Updates: I've confirmed the issue still happens with Postgres 12.4 (non-serverless). We're trying Metabase 1.43.0 next.

Thanks,
Trevor

@trevorlc When I create a new setup on Postgres, then checksum of changeset 1 is:
8:7182ca8e82947c24fa827d31f78b19aa

There must be something in your setup, which is doing something different - otherwise the many thousands Metabase installations would not work if they were rebooted.
We are using ECS and RDS Aurora on all Metabase Cloud instances too.
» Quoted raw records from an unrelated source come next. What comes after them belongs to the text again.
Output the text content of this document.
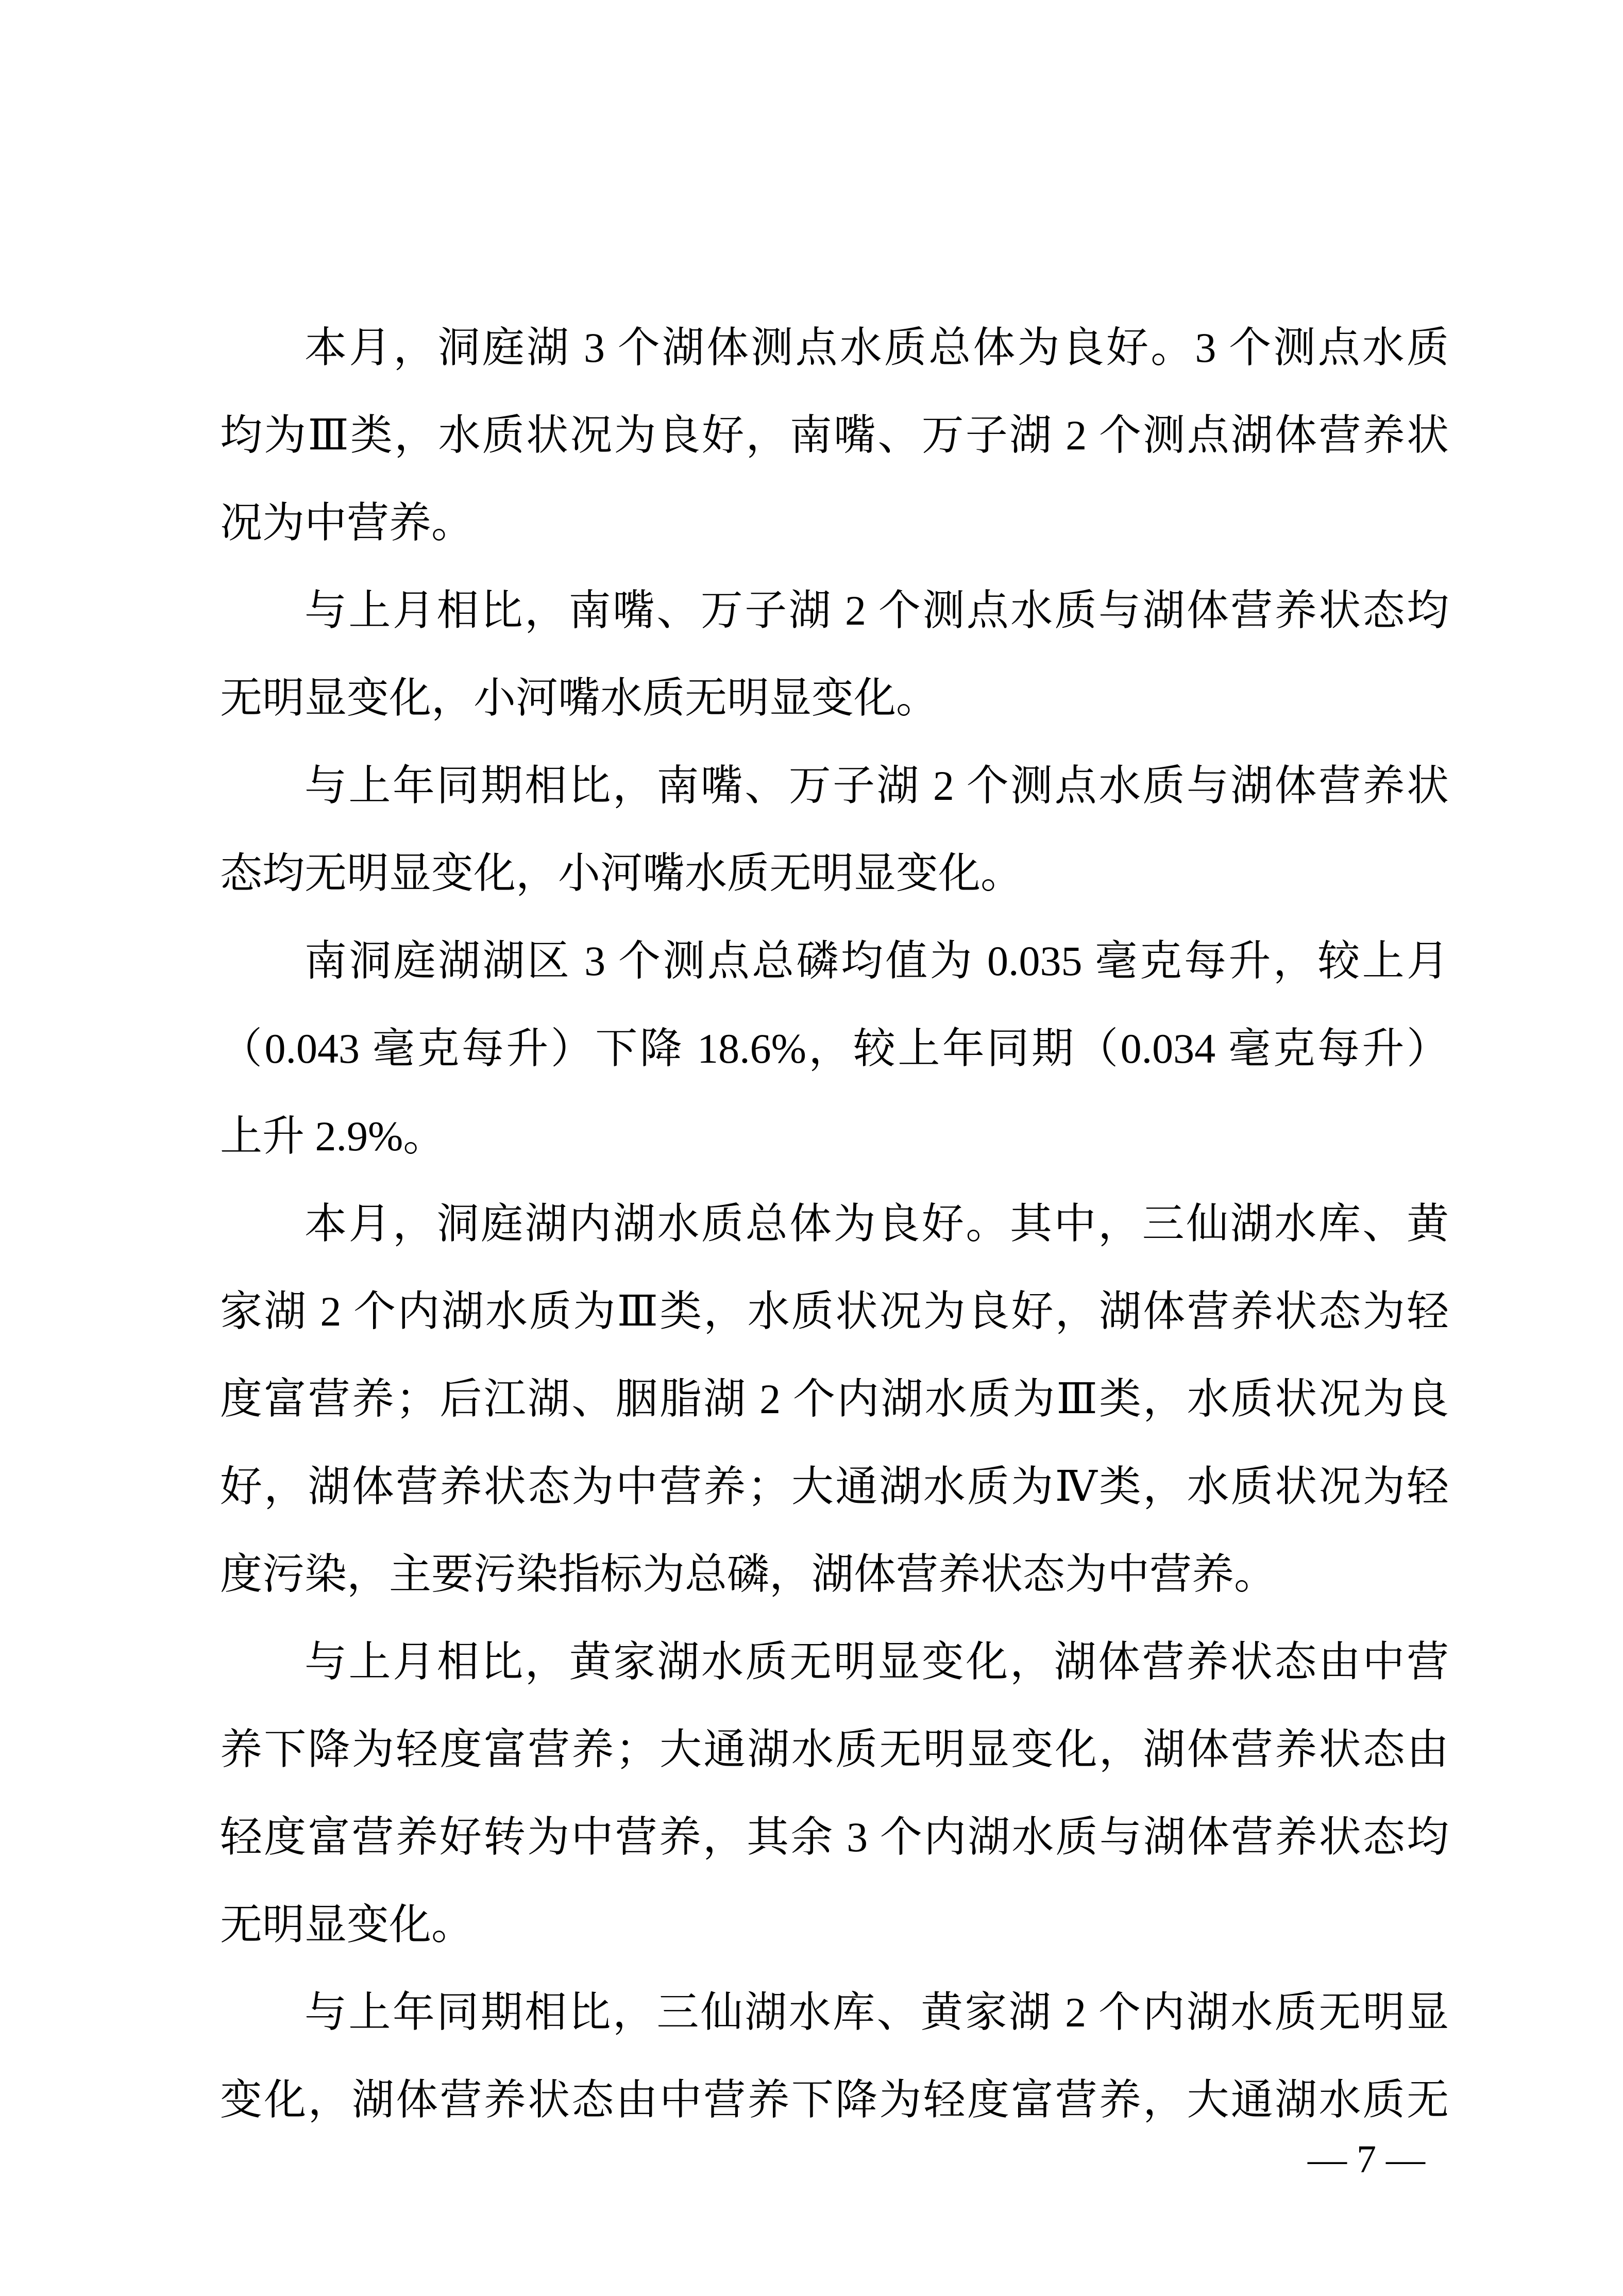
本月，洞庭湖 3 个湖体测点水质总体为良好。3 个测点水质
均为Ⅲ类，水质状况为良好，南嘴、万子湖 2 个测点湖体营养状
况为中营养。
与上月相比，南嘴、万子湖 2 个测点水质与湖体营养状态均
无明显变化，小河嘴水质无明显变化。
与上年同期相比，南嘴、万子湖 2 个测点水质与湖体营养状
态均无明显变化，小河嘴水质无明显变化。
南洞庭湖湖区 3 个测点总磷均值为 0.035 毫克每升，较上月
（0.043 毫克每升）下降 18.6%，较上年同期（0.034 毫克每升）
上升 2.9%。
本月，洞庭湖内湖水质总体为良好。其中，三仙湖水库、黄
家湖 2 个内湖水质为Ⅲ类，水质状况为良好，湖体营养状态为轻
度富营养；后江湖、胭脂湖 2 个内湖水质为Ⅲ类，水质状况为良
好，湖体营养状态为中营养；大通湖水质为Ⅳ类，水质状况为轻
度污染，主要污染指标为总磷，湖体营养状态为中营养。
与上月相比，黄家湖水质无明显变化，湖体营养状态由中营
养下降为轻度富营养；大通湖水质无明显变化，湖体营养状态由
轻度富营养好转为中营养，其余 3 个内湖水质与湖体营养状态均
无明显变化。
与上年同期相比，三仙湖水库、黄家湖 2 个内湖水质无明显
变化，湖体营养状态由中营养下降为轻度富营养，大通湖水质无
— 7 —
After running in both new and existing failing environments, upgrading to 1.43.0 seems to have fixed it:

Metabase v1.42.4 (7c3ce2d release-x.42.x)
2022-05-05 10:19:57,432 INFO metabase.core :: Starting Metabase version v1.42.4 (7c3ce2d release-x.42.x) ...
2022-05-05 10:20:05,069 ERROR metabase.core :: Metabase Initialization FAILED
Metabase v1.42.4 (7c3ce2d release-x.42.x)
2022-05-05 10:21:33,086 INFO metabase.core :: Starting Metabase version v1.42.4 (7c3ce2d release-x.42.x) ...
2022-05-05 10:21:40,762 ERROR metabase.core :: Metabase Initialization FAILED
Metabase v1.43.0 (ee686fc release-x.43.x)
2022-05-05 13:13:59,804 INFO metabase.core :: Starting Metabase version v1.43.0 (ee686fc release-x.43.x) ...
2022-05-05 13:14:08,479 INFO db.liquibase :: Database has unrun migrations. Waiting for migration lock to be cleared...
2022-05-05 13:14:08,802 INFO db.liquibase :: Migration lock is cleared. Running migrations...
2022-05-05 13:14:11,835 INFO metabase.core :: Metabase Initialization COMPLETE
Metabase v1.43.0 (ee686fc release-x.43.x)
2022-05-05 13:22:33,428 INFO metabase.core :: Starting Metabase version v1.43.0 (ee686fc release-x.43.x) ...
2022-05-05 13:22:42,122 INFO db.liquibase :: Database has unrun migrations. Waiting for migration lock to be cleared...
2022-05-05 13:22:42,361 INFO db.liquibase :: Migration lock is cleared. Running migrations...
2022-05-05 13:22:44,415 INFO metabase.core :: Metabase Initialization COMPLETE

@trevorlc There's a lot of changes in 43, so it's less strict about previous checksums, since the validation is if the changeset has been executed.
But I cannot reproduce your problem on 42 - and we would have seen many reports if this was happening for everyone.

Thanks, that's good to know about the relaxed change set validation. It sounds like we don't have a root cause, but maybe the issue is moot going forward.